Taking the challenge and provocation idea I am reminded of a former fitness trainer of mine who - when I was doing abb crunches on the floor forty minutes through a training session - put his face to mine and shouted "The girls are doing better than you!" Which provoked a smile from me and even more effort! He was a great coach and motivator. We had some Olympic athletes in that room too which gave me a spur to compete and a nodded well done from our coach to me one week made me feel ten feet tall. He had our respect, he had our total commitment and he had a distance from us that maintained his authority. He was a former Sargent Major and 65, my he was amazingly fit.

A judge though is a different persona to a coach and yet, for me having been a business and life coach and having been coached on ice and off I find myself aiming to not only judge fairly but to inspire and encourage improvement and caring for those competing.

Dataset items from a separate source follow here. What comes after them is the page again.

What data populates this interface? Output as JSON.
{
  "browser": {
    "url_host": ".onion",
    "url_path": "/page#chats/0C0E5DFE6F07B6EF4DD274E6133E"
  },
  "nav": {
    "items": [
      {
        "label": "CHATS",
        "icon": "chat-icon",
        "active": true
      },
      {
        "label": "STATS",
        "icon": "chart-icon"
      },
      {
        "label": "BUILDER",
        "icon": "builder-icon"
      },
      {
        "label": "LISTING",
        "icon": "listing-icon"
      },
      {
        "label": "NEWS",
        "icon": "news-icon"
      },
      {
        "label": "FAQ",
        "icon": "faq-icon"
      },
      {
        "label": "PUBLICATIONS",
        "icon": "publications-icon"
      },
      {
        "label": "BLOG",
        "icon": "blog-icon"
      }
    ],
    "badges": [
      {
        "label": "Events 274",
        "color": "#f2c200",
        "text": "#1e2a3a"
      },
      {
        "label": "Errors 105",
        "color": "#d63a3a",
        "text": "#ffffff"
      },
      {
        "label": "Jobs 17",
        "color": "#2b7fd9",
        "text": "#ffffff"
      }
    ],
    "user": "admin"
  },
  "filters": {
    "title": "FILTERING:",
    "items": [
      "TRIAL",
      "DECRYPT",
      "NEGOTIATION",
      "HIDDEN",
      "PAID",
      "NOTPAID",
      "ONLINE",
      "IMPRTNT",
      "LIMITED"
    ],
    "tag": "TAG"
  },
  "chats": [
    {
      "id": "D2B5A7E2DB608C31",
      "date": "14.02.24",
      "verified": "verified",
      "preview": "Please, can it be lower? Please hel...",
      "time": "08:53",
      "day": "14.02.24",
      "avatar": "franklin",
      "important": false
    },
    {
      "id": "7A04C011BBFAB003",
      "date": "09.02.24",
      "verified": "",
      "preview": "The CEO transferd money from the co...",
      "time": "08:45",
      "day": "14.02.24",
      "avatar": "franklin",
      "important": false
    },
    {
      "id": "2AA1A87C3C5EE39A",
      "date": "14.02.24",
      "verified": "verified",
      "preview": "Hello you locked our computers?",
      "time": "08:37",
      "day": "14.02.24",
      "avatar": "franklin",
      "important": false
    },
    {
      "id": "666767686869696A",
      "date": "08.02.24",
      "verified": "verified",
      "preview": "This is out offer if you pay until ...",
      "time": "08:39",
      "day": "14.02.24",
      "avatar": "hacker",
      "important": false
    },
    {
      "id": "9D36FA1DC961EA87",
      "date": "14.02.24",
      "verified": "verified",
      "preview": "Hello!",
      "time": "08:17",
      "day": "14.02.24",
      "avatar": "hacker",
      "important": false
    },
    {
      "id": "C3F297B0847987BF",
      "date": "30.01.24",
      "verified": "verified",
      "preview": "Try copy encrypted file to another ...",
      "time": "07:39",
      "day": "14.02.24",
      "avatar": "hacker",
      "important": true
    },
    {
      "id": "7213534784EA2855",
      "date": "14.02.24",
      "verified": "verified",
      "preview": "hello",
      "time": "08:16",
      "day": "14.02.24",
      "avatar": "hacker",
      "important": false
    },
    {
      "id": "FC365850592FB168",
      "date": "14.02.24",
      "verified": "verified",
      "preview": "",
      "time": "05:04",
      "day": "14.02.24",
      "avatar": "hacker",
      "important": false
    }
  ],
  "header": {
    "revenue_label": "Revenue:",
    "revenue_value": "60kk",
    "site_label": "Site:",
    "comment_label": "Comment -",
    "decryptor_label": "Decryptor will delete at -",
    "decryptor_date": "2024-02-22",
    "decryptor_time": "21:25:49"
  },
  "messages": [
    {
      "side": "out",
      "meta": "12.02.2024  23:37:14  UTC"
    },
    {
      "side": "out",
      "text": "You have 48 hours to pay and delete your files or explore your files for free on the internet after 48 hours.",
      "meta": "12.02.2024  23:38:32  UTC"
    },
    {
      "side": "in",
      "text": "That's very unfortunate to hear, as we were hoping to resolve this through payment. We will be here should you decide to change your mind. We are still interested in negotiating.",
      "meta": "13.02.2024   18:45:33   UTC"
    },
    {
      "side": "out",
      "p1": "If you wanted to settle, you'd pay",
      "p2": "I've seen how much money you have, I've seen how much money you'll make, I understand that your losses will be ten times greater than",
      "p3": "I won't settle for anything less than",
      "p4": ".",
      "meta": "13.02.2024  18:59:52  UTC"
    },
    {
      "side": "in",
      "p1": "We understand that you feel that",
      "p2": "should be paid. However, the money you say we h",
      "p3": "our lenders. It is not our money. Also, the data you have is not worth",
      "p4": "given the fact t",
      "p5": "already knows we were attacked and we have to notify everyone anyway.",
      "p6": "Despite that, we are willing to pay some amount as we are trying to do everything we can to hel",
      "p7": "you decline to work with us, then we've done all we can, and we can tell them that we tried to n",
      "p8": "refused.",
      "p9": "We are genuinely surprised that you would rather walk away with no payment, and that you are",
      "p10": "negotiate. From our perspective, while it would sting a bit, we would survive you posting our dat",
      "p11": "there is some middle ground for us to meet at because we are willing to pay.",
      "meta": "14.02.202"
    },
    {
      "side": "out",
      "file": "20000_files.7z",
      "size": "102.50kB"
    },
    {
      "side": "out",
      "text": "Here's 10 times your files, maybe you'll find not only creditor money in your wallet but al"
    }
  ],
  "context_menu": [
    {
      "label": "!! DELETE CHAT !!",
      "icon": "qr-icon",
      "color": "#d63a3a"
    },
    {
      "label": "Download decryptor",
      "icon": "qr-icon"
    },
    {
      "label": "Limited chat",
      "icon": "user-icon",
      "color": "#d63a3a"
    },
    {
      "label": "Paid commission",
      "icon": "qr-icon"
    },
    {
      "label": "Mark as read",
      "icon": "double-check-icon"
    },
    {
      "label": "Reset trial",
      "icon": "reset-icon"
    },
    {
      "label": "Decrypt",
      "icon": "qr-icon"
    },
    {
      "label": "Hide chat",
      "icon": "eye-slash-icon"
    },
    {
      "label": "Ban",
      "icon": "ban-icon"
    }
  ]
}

I once wrote and presented a seminar for judges and parents for the National Ice Skating Association. The idea came from the CEO of NISA and was looking at the paradigm of Customer Service against 'Being a Judge'. The seminar challenged the senior judges present to provide criticism that did not 'tear down' the participants with the objective that those competing would 'Keep Skating' no matter what marks they got. There was uproar in the room when I started putting forward these ideas, feelings were running high from threatened judges and angry parents. The cork was out of the bottle with regard to 'Don't tell us what to do' and 'What you have done to me/my child!' By the end of the morning session a quiet calm had decended upon everyone as lunch was taken. Perhaps it was the therapy of realising the impact judges words could have on competitors if harshly delivered? Perhaps it was the seeing the judges take on role pay that challenged and changed their view? Perhaps it was in the process itself that some found a release - mainly in shouting at me the presenter for around 20 minutes at the opening! Perhaps it was in how I presented the initial ideas and my history with some of those judges!!! What ever it was there was a positive shift for many there as understanding dawned.

This year at the British Championship the majority of our men skated in a way that suggested a disaster was about to happen and when faults duly happened a shrug and on to the next element was the norm. There seemed to me a swing of the pendulum to a culture that now accepted lacklustre performances without fight. I wrote in iSkate about the need for a warrior spirit from the men and challenged them to show this. My words were designed to provoke a fight back so that they can become worthy of competing on the international stage. No one is interested if you don't fight to be the best you can be.

Questions without a clear answer as yet and the usual frustration that aggression gets more airtime than good news. What's new?

I shall reflect further on this conundrum this week. In the gym, my work at Spartan Training hitting the bag with the boxing gloves might prove to be even more robust and therapeutic than usual?


Love
Nicky






2 comments:

Anonymous said...

I have to say when watching DOI I only ever pay attention to what you, Karen and Robin have to say. I'm sick of Jason saying things that are not constructive to anyone just plain insulting.

I know many people who agree that its the opinions of you, Karen and Robin that count.

Nic said...

I think different people need different comments at different times.
Sometimes people need to hear a glimmer of a compliment e.g. "It was well done but improvement still needs to be done" then explanation in the rest of the comment.
Sometimes they need a "good kick up the bum" with a harsh/unharsh negative comment.

If you hear negative all the time well then you think you are not good enough and perhaps give up but if you hear "Well done" all the time then it doesn't make you strive for better.